There were moments in reading this book that brought me back to my own school days. Even though I was a good student who even enjoyed upper grade math, there were times where I could do the calculations without really understanding why I was doing what I was doing. What actually is the difference between sine and cosine anyways? If it made any sense then, it wasn’t in a meaningful enough way that I can still remember it. I can also remember the pressure of taking tests. I often wouldn’t check over my work before turning it in, desiring the weight of stress lifted by being done and having it out of my hands. My goal in school was to ‘do well’ so I could go to a good college, and be successful. Learning was the means more then the ends.


The questions John Holt asked himself in this book became questions I asked my self about my own home. What measure do I use to define education for my children. Does it equate to real life usefulness? How can I remove the pressure of achievement to make way for learning?

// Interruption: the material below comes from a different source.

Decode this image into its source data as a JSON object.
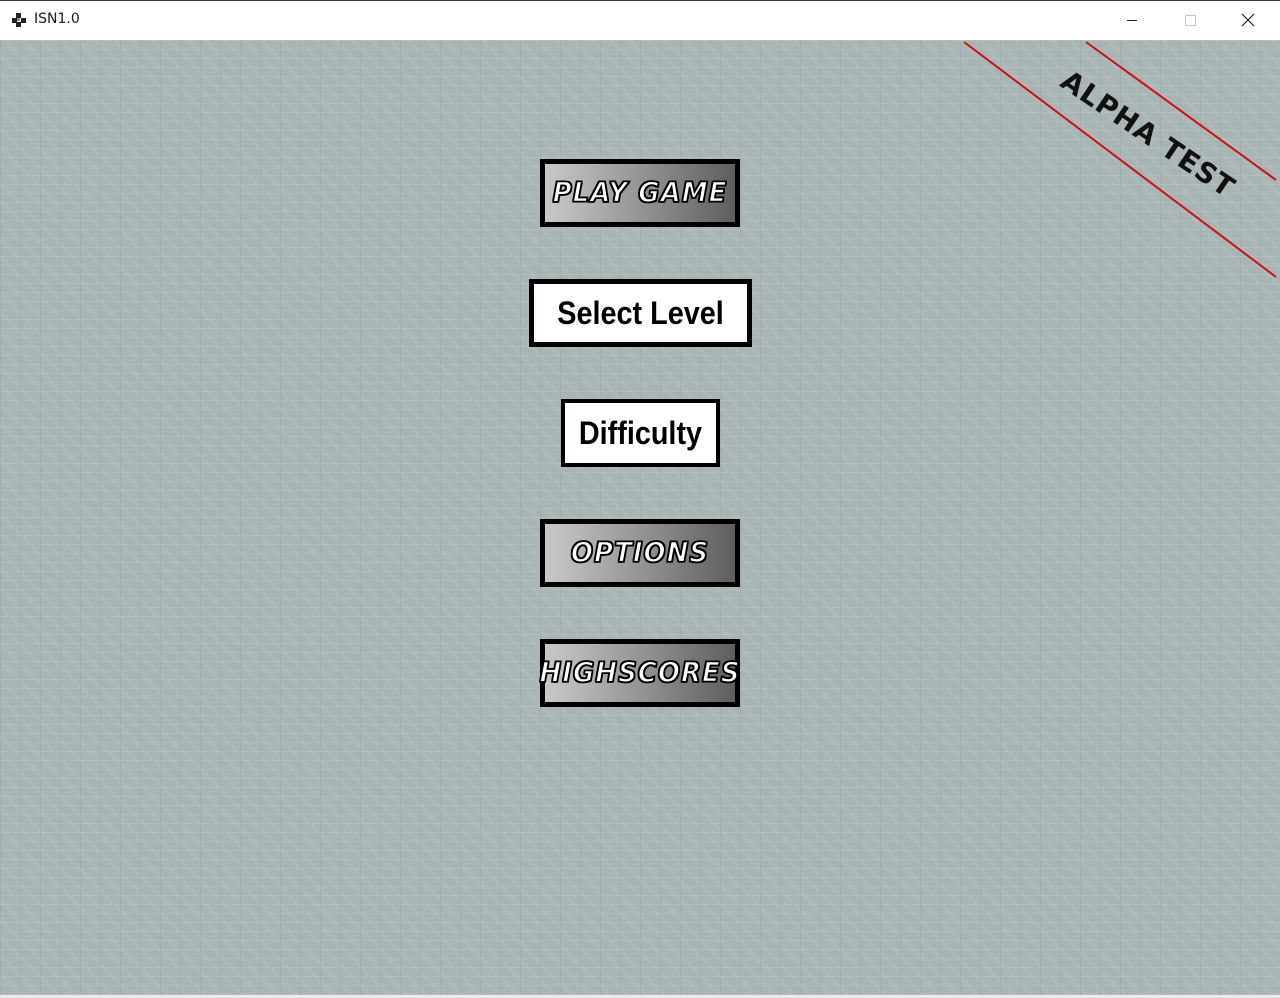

This book was the beginning of a thought process and conversation that would later lead to John Holt becoming the “father of unschooling”. It is not so much a book of answers, but of questions, and worth the read. (I also recommend getting the republished version where he included some of his own reflections own his previous edition.)  This book is a great place to start for those wondering why schools hamper learning, or wondering if children can really learn without school. 


“ …true of the mind as well, that the way we use it determines how we can use it. If we use it well, the possibility grows that we may use it even better…we must be aware to the extent to which, in causing children to make poor use of their minds, we may be making their minds less and less useful to them.” -page 125


Holt, J. (2011). How children fail. Da Capo Press Inc.